The character looked at me from across the coffee shop and I knew, with the cold certainty of recognition, that I had written him into existence years ago. Not the man himself—though the resemblance was unsettling—but the gesture he made while checking his phone, the particular way his shoulders curved inward as if protecting something fragile. I had described that exact posture in Jazz, had given it to Chris Sommers as he waited for Amber in that Parisian café, desperate and trying not to show it.
The line between fiction and prophecy is thinner than we pretend.
Writers don't create characters—we excavate them from some archaeological site in our subconscious, dust off their bones, and breathe life into their hollow chests. We tell ourselves we're making them up, but really we're remembering them. They exist before we write them, waiting in the shadows of our peripheral vision, patient as death.
When I wrote Jazz, I thought I was crafting Chris Sommers from imagination and ambition, building him from literary precedent and romantic delusion. But scene by scene, sentence by sentence, he began to feel less like fiction and more like confession. His hunger for meaning, his willingness to destroy himself for the possibility of transcendence—these weren't inventions. They were admissions.
The terrifying truth about writing fiction is that you don't know what you're revealing about yourself until it's too late to take it back. You think you're exploring a character's psychology, but you're actually performing surgery on your own. Every flaw you give them, every fear you make them confront, every way you break them—it's all autobiography disguised as imagination.
There's a moment in Jazz where Chris realizes he's been chasing an idealization rather than a person, that his obsession with Amber says more about his emptiness than her mystery. Writing that scene felt like looking into a mirror I hadn't known was there. The character's revelation became my own, the boundary between creator and creation dissolving like sugar in rain.
This is the writer's curse: we become haunted by the people we invent. They take up residence in our heads, commenting on our choices, judging our lives against the dramas we've given them. Chris Sommers whispers to me about authenticity when I'm being false, about courage when I'm being cowardly. He's more honest than I am because I made him that way—or because he made me see who I really was.
The coffee shop man looked up from his phone, and for a moment our eyes met. He had the same lost expression I'd given Chris, the same desperate hopefulness. I wondered if he was waiting for someone who might not come, if he was carrying the weight of his own impossible expectations. I wondered if I had written him, or if he had written me.
Fiction is supposed to be escape, but it's actually the opposite—it's the most direct route to the truth we spend our waking hours avoiding. We think we're playing god with imaginary people, but really we're confessing to crimes we didn't know we'd committed. Every character is a self-portrait painted in different light, every story a therapy session we're too proud to pay for.
The man left the coffee shop without his person arriving. I watched him walk away, shoulders curved protectively, and thought about the strange responsibility of having written someone into existence before meeting them. Had I somehow summoned him, or had he always been there, waiting for me to notice? Was he fiction becoming real, or reality revealing itself as fiction?
I went home and opened Jazz to the scene I'd been thinking about. Chris's desperate wait, his protective posture, his gradual understanding that some hungers can never be satisfied. The words looked different now, less like creation and more like prophecy. Less like imagination and more like memory of a future that hadn't happened yet.

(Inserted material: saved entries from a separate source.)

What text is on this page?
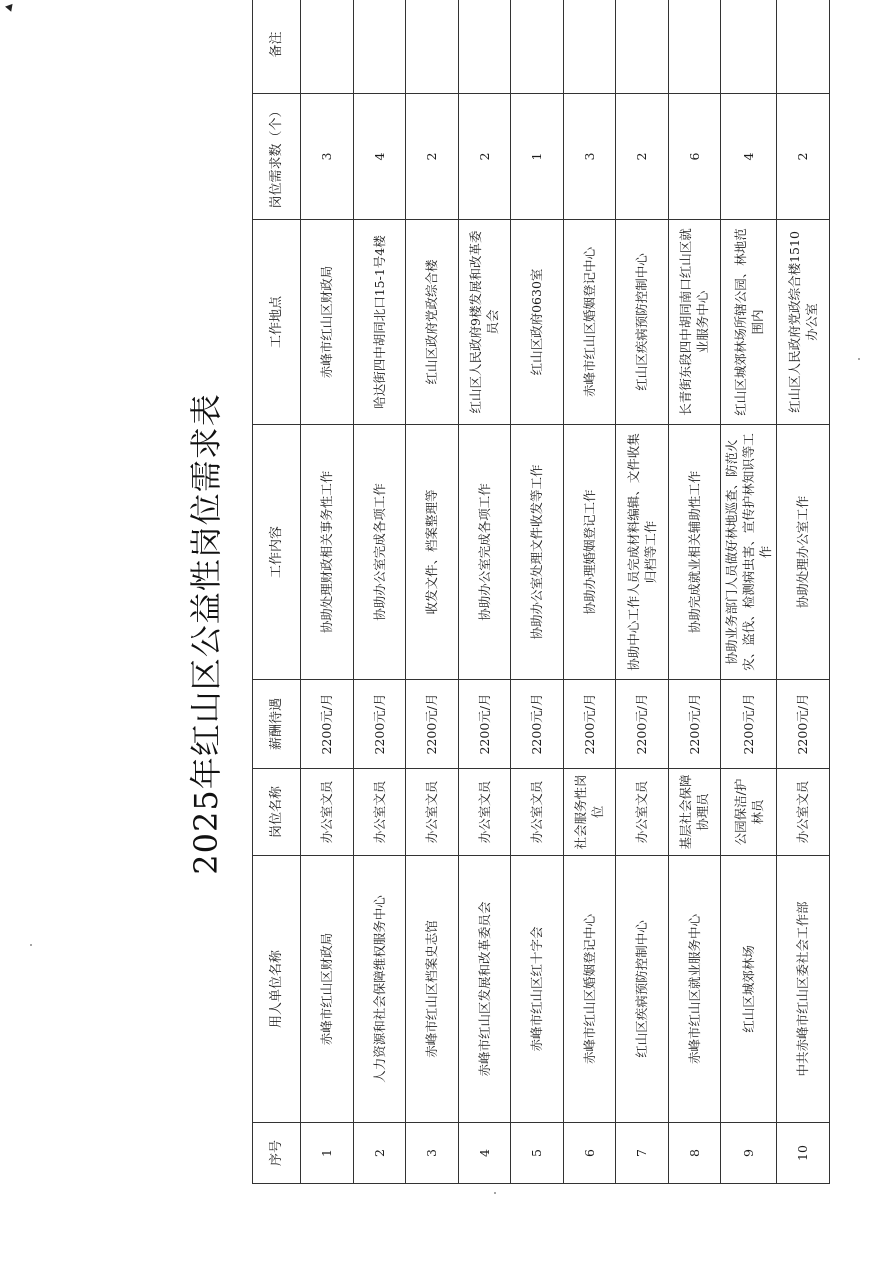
2025年红山区公益性岗位需求表
序号	用人单位名称	岗位名称	薪酬待遇	工作内容	工作地点	岗位需求数（个）	备注
1	赤峰市红山区财政局	办公室文员	2200元/月	协助处理财政相关事务性工作	赤峰市红山区财政局	3	
2	人力资源和社会保障维权服务中心	办公室文员	2200元/月	协助办公室完成各项工作	哈达街四中胡同北口15-1号4楼	4	
3	赤峰市红山区档案史志馆	办公室文员	2200元/月	收发文件、档案整理等	红山区政府党政综合楼	2	
4	赤峰市红山区发展和改革委员会	办公室文员	2200元/月	协助办公室完成各项工作	红山区人民政府9楼发展和改革委员会	2	
5	赤峰市红山区红十字会	办公室文员	2200元/月	协助办公室处理文件收发等工作	红山区政府0630室	1	
6	赤峰市红山区婚姻登记中心	社会服务性岗位	2200元/月	协助办理婚姻登记工作	赤峰市红山区婚姻登记中心	3	
7	红山区疾病预防控制中心	办公室文员	2200元/月	协助中心工作人员完成材料编辑、文件收集归档等工作	红山区疾病预防控制中心	2	
8	赤峰市红山区就业服务中心	基层社会保障协理员	2200元/月	协助完成就业相关辅助性工作	长青街东段四中胡同南口红山区就业服务中心	6	
9	红山区城郊林场	公园保洁/护林员	2200元/月	协助业务部门人员做好林地巡查、防范火灾、盗伐、检测病虫害、宣传护林知识等工作	红山区城郊林场所辖公园、林地范围内	4	
10	中共赤峰市红山区委社会工作部	办公室文员	2200元/月	协助处理办公室工作	红山区人民政府党政综合楼1510办公室	2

Writers don't make up stories. We just learn to recognize the ones that are already there, waiting to be discovered in coffee shops and subway cars and the faces of strangers who carry our secrets without knowing it.
The real magic isn't creating characters—it's realizing they've been creating us all along.
Behind the Blood
Character development is archaeology, not architecture. We don't build people from blueprints; we unearth them from the sediment of our own experience. The craft lies not in invention but in recognition—learning to see the story that's already there.
With Jazz, I thought I was writing about a young man's romantic obsession, but the story kept pulling me toward deeper psychological territory. Chris's hunger for meaning, his willingness to lose himself in pursuit of an ideal—these emerged not from plotting but from some subterranean honesty I wasn't prepared for.
The technical challenge: how do you write characters who feel independent of your will while acknowledging they're extensions of your psyche? How do you give them agency while recognizing they're mirrors? The answer, I think, is surrender. Let them surprise you. Let them tell you things about yourself you didn't want to know.
The most effective characters aren't the ones we control, but the ones who control us—who demand their stories be told regardless of our comfort level.
The Week's Stats
Coffee shop revelations: 1 (devastating)
Characters spotted in real life: 1 (possibly)
Times I questioned the boundary between fiction and reality: 47
Pages reread from Jazz: 23
Moments of recognition that felt like prophecy: 6
New characters discovered: 2 (in peripheral vision)
Stories that wrote themselves: 0 (they never do)
Stories that demanded to be written: 3
Epiphany of the week: Characters don't live in books—they live in the spaces between what we intend and what we reveal.
One Line That Killed Me
"The characters in my novels are my own unrealized possibilities." — Milan Kundera
The Uncomfortable Question
Which of your characters knows you better than you know yourself, and what are they trying to tell you?